2. The bill is a stealth tax hike
A big portion of the pushback against the bill is coming from conservatives who argue that requiring people in one state to pay sales tax to another is essentially a tax hike. "The Senate may act to raise taxes," says Ed Morrissey at Hot Air, "and barely anyone knows about the effort." That's because the "pro-tax senators are trying to rush through an online tax hike with as little consideration as possible," says The Wall Street Journal in an editorial.
Anti-tax activist Grover Norquist is also (predictably) against the bill, arguing not only that it's a new tax on consumers but also that it's tantamount to "taxation without representation." An online retailer in Topeka or Salt Lake City will now be forced to be less competitive because it has to charge New Yorkers more, "and workers in businesses in Kansas or Utah cannot vote against the New York legislature or New York City council that raises the sales tax."
3. Sales tax on online purchases helps the poor
In general, sales taxes are regressive, meaning they affect low-income people more than wealthier families. "Tax-free internet shopping compounds the problem," says the CBPP's Michael Mazerov. "Many low-income families would love to shop online to avoid sales tax but can't because they don't own a computer or can't afford high-speed internet access." To make matters worse, says Laura Clawson at Daily Kos, many poor people "don't have the credit cards or bank accounts required to order goods online."
In that sense, the bill is progressive, easing slightly the tax burden of the poor. And if state and local governments can recoup some of this tax revenue currently benefiting online retailers, that also helps low-income taxpayers.
4. But it could hurt smaller online retailers and states without sales tax
Amazon is backing this bill for a couple of reasons. For one thing, it's already building warehouses in most states, meaning it already has to collect sales taxes in much of the U.S. Amazon also "coincidentally now sells its own tax compliance service to other merchants," says The Wall Street Journal's editorial. But it's also true that Amazon, Walmart, and other large retailers will be better able than their smaller competitors to enact the new tax-collection regime.
"In response, some online retailers asked that the threshold for collecting sales tax be pushed higher," says The Washington Post's Plumer. EBay, for example, wants all retailers with less than $10 million in out-of-state sales exempt.
Senators from states with no sales tax, like Oregon and New Hampshire, are also rallying against the bill. Under the legislation, "a Granite State web merchant would be forced to collect and remit sales taxes to all the governments that do" have sales taxes, a burden not imposed on its New Hampshire brick-and-mortar rivals, says The Wall Street Journal. All in all, "big business and big government are uniting to pursue their mutual interest in sticking it to the little guy."
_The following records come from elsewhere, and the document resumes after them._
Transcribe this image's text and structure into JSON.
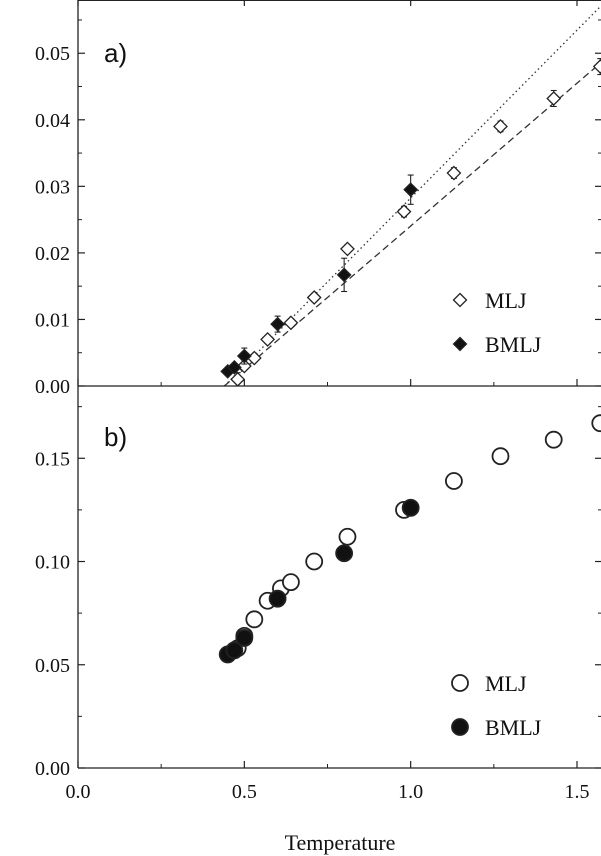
{
  "chart_data": [
    {
      "panel": "a)",
      "type": "scatter",
      "xlabel": "",
      "ylabel": "",
      "xlim": [
        0.0,
        1.57
      ],
      "ylim": [
        0.0,
        0.058
      ],
      "x_ticks": [
        0.0,
        0.5,
        1.0,
        1.5
      ],
      "y_ticks": [
        0.0,
        0.01,
        0.02,
        0.03,
        0.04,
        0.05
      ],
      "y_tick_labels": [
        "0.00",
        "0.01",
        "0.02",
        "0.03",
        "0.04",
        "0.05"
      ],
      "legend_position": "bottom-right",
      "series": [
        {
          "name": "MLJ",
          "marker": "open-diamond",
          "points": [
            {
              "x": 0.48,
              "y": 0.001,
              "err": 0.001
            },
            {
              "x": 0.5,
              "y": 0.003,
              "err": 0.0006
            },
            {
              "x": 0.53,
              "y": 0.0042,
              "err": 0.0006
            },
            {
              "x": 0.57,
              "y": 0.007,
              "err": 0.0006
            },
            {
              "x": 0.64,
              "y": 0.0095,
              "err": 0.0006
            },
            {
              "x": 0.71,
              "y": 0.0133,
              "err": 0.0006
            },
            {
              "x": 0.81,
              "y": 0.0206,
              "err": 0.0006
            },
            {
              "x": 0.98,
              "y": 0.0262,
              "err": 0.0008
            },
            {
              "x": 1.13,
              "y": 0.032,
              "err": 0.0008
            },
            {
              "x": 1.27,
              "y": 0.039,
              "err": 0.0008
            },
            {
              "x": 1.43,
              "y": 0.0432,
              "err": 0.0012
            },
            {
              "x": 1.57,
              "y": 0.048,
              "err": 0.0012
            }
          ]
        },
        {
          "name": "BMLJ",
          "marker": "filled-diamond",
          "points": [
            {
              "x": 0.45,
              "y": 0.0022,
              "err": 0.0004
            },
            {
              "x": 0.47,
              "y": 0.0028,
              "err": 0.0004
            },
            {
              "x": 0.5,
              "y": 0.0045,
              "err": 0.0012
            },
            {
              "x": 0.6,
              "y": 0.0093,
              "err": 0.0012
            },
            {
              "x": 0.8,
              "y": 0.0167,
              "err": 0.0025
            },
            {
              "x": 1.0,
              "y": 0.0295,
              "err": 0.0022
            }
          ]
        }
      ],
      "fit_lines": [
        {
          "style": "dashed",
          "from": [
            0.44,
            0.0
          ],
          "to": [
            1.57,
            0.0485
          ]
        },
        {
          "style": "dotted",
          "from": [
            0.44,
            0.0
          ],
          "to": [
            1.57,
            0.057
          ]
        }
      ]
    },
    {
      "panel": "b)",
      "type": "scatter",
      "xlabel": "Temperature",
      "ylabel": "",
      "xlim": [
        0.0,
        1.57
      ],
      "ylim": [
        0.0,
        0.185
      ],
      "x_ticks": [
        0.0,
        0.5,
        1.0,
        1.5
      ],
      "x_tick_labels": [
        "0.0",
        "0.5",
        "1.0",
        "1.5"
      ],
      "y_ticks": [
        0.0,
        0.05,
        0.1,
        0.15
      ],
      "y_tick_labels": [
        "0.00",
        "0.05",
        "0.10",
        "0.15"
      ],
      "legend_position": "bottom-right",
      "series": [
        {
          "name": "MLJ",
          "marker": "open-circle",
          "points": [
            {
              "x": 0.48,
              "y": 0.058
            },
            {
              "x": 0.5,
              "y": 0.064
            },
            {
              "x": 0.53,
              "y": 0.072
            },
            {
              "x": 0.57,
              "y": 0.081
            },
            {
              "x": 0.61,
              "y": 0.087
            },
            {
              "x": 0.64,
              "y": 0.09
            },
            {
              "x": 0.71,
              "y": 0.1
            },
            {
              "x": 0.81,
              "y": 0.112
            },
            {
              "x": 0.98,
              "y": 0.125
            },
            {
              "x": 1.13,
              "y": 0.139
            },
            {
              "x": 1.27,
              "y": 0.151
            },
            {
              "x": 1.43,
              "y": 0.159
            },
            {
              "x": 1.57,
              "y": 0.167
            }
          ]
        },
        {
          "name": "BMLJ",
          "marker": "filled-circle",
          "points": [
            {
              "x": 0.45,
              "y": 0.055
            },
            {
              "x": 0.47,
              "y": 0.057
            },
            {
              "x": 0.5,
              "y": 0.063
            },
            {
              "x": 0.6,
              "y": 0.082
            },
            {
              "x": 0.8,
              "y": 0.104
            },
            {
              "x": 1.0,
              "y": 0.126
            }
          ]
        }
      ]
    }
  ]
}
5. Applying the tax law equally is the right thing to do
Conservatives make some good points, but "in the end, though, the question is one of equal application of the law," says Hot Air's Morrissey. Is it really "just to keep the exemption on tax collection almost 20 years after the commercialization of the internet, which shows no sign of abating at all?"
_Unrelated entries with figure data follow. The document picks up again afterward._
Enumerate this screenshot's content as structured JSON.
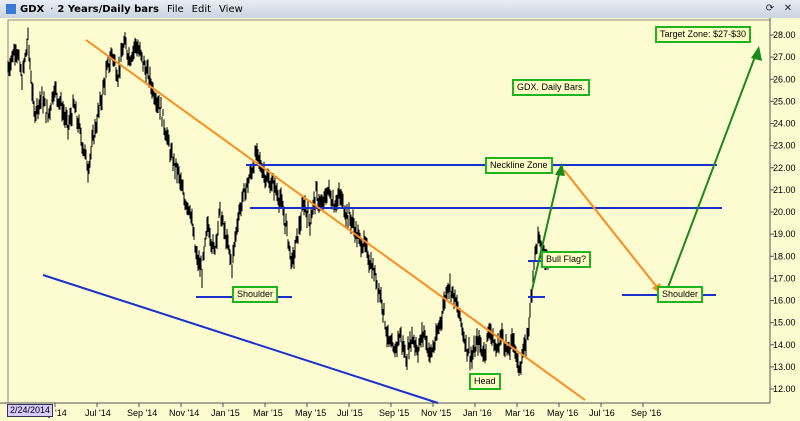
{
  "window": {
    "symbol": "GDX",
    "separator": "·",
    "timeframe": "2 Years/Daily bars",
    "menu": [
      "File",
      "Edit",
      "View"
    ]
  },
  "annotations": {
    "target": "Target Zone: $27-$30",
    "chart_label": "GDX. Daily Bars.",
    "neckline": "Neckline Zone",
    "bull_flag": "Bull Flag?",
    "shoulder_left": "Shoulder",
    "shoulder_right": "Shoulder",
    "head": "Head"
  },
  "date_tag": "2/24/2014",
  "colors": {
    "background": "#fdfbd0",
    "price_bars": "#000000",
    "blue_lines": "#1a2fcc",
    "orange_lines": "#ff8c1a",
    "green_arrows": "#1a8a1a",
    "annotation_border": "#1fb31f"
  },
  "chart_data": {
    "type": "bar",
    "ylim": [
      12.0,
      28.0
    ],
    "yticks": [
      "28.00",
      "27.00",
      "26.00",
      "25.00",
      "24.00",
      "23.00",
      "22.00",
      "21.00",
      "20.00",
      "19.00",
      "18.00",
      "17.00",
      "16.00",
      "15.00",
      "14.00",
      "13.00",
      "12.00"
    ],
    "xtick_labels": [
      "ay '14",
      "Jul '14",
      "Sep '14",
      "Nov '14",
      "Jan '15",
      "Mar '15",
      "May '15",
      "Jul '15",
      "Sep '15",
      "Nov '15",
      "Jan '16",
      "Mar '16",
      "May '16",
      "Jul '16",
      "Sep '16"
    ],
    "series": [
      {
        "values": [
          [
            0,
            26.5
          ],
          [
            8,
            27.5
          ],
          [
            14,
            26.0
          ],
          [
            20,
            27.8
          ],
          [
            26,
            24.5
          ],
          [
            34,
            25.2
          ],
          [
            40,
            24.3
          ],
          [
            46,
            25.6
          ],
          [
            52,
            25.0
          ],
          [
            60,
            23.8
          ],
          [
            66,
            24.8
          ],
          [
            72,
            23.6
          ],
          [
            80,
            22.0
          ],
          [
            86,
            23.5
          ],
          [
            92,
            24.8
          ],
          [
            98,
            26.2
          ],
          [
            104,
            27.2
          ],
          [
            110,
            26.2
          ],
          [
            116,
            27.6
          ],
          [
            122,
            27.0
          ],
          [
            128,
            27.6
          ],
          [
            134,
            26.9
          ],
          [
            140,
            26.2
          ],
          [
            146,
            25.4
          ],
          [
            152,
            24.8
          ],
          [
            158,
            23.6
          ],
          [
            164,
            22.4
          ],
          [
            170,
            21.8
          ],
          [
            176,
            20.6
          ],
          [
            182,
            20.2
          ],
          [
            188,
            18.0
          ],
          [
            194,
            17.3
          ],
          [
            200,
            19.5
          ],
          [
            206,
            18.2
          ],
          [
            212,
            20.0
          ],
          [
            218,
            18.8
          ],
          [
            224,
            17.6
          ],
          [
            230,
            19.8
          ],
          [
            236,
            20.8
          ],
          [
            242,
            21.6
          ],
          [
            248,
            22.6
          ],
          [
            254,
            22.0
          ],
          [
            260,
            21.4
          ],
          [
            266,
            21.2
          ],
          [
            272,
            20.6
          ],
          [
            278,
            19.4
          ],
          [
            284,
            17.6
          ],
          [
            290,
            19.0
          ],
          [
            296,
            20.4
          ],
          [
            302,
            19.6
          ],
          [
            308,
            20.8
          ],
          [
            314,
            20.2
          ],
          [
            320,
            21.0
          ],
          [
            326,
            20.4
          ],
          [
            332,
            20.7
          ],
          [
            338,
            20.0
          ],
          [
            344,
            19.6
          ],
          [
            350,
            18.8
          ],
          [
            356,
            18.5
          ],
          [
            362,
            17.8
          ],
          [
            368,
            17.0
          ],
          [
            374,
            16.0
          ],
          [
            380,
            14.2
          ],
          [
            386,
            13.6
          ],
          [
            392,
            14.5
          ],
          [
            398,
            13.4
          ],
          [
            404,
            14.4
          ],
          [
            410,
            13.8
          ],
          [
            416,
            14.6
          ],
          [
            422,
            13.5
          ],
          [
            428,
            14.2
          ],
          [
            434,
            15.4
          ],
          [
            440,
            16.8
          ],
          [
            446,
            16.2
          ],
          [
            452,
            15.2
          ],
          [
            458,
            14.0
          ],
          [
            464,
            13.4
          ],
          [
            470,
            14.2
          ],
          [
            476,
            13.6
          ],
          [
            482,
            14.8
          ],
          [
            488,
            13.7
          ],
          [
            494,
            14.5
          ],
          [
            500,
            13.6
          ],
          [
            506,
            14.3
          ],
          [
            510,
            12.9
          ],
          [
            514,
            13.4
          ],
          [
            518,
            14.0
          ],
          [
            522,
            15.4
          ],
          [
            526,
            17.8
          ],
          [
            530,
            18.8
          ],
          [
            534,
            18.3
          ],
          [
            538,
            17.8
          ],
          [
            542,
            18.4
          ]
        ]
      }
    ]
  }
}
Yes, it appears that "the Senate is indeed poised to pass something useful," says Kevin Drum at Mother Jones. "How about that." One reason this bill is making it through the upper chamber, despite Norquist's objection, is that the lead sponsor is Wyoming Sen. Mike Enzi, "the fourth most conservative senator in the country and a guy with a 90 percent rating from Norquist's own lobbying group, Americans for Tax Reform." The next step is the tricky one: On we shall go to "the House of Representatives, where we'll find out if Norquist's grip is tighter than it is in the Senate."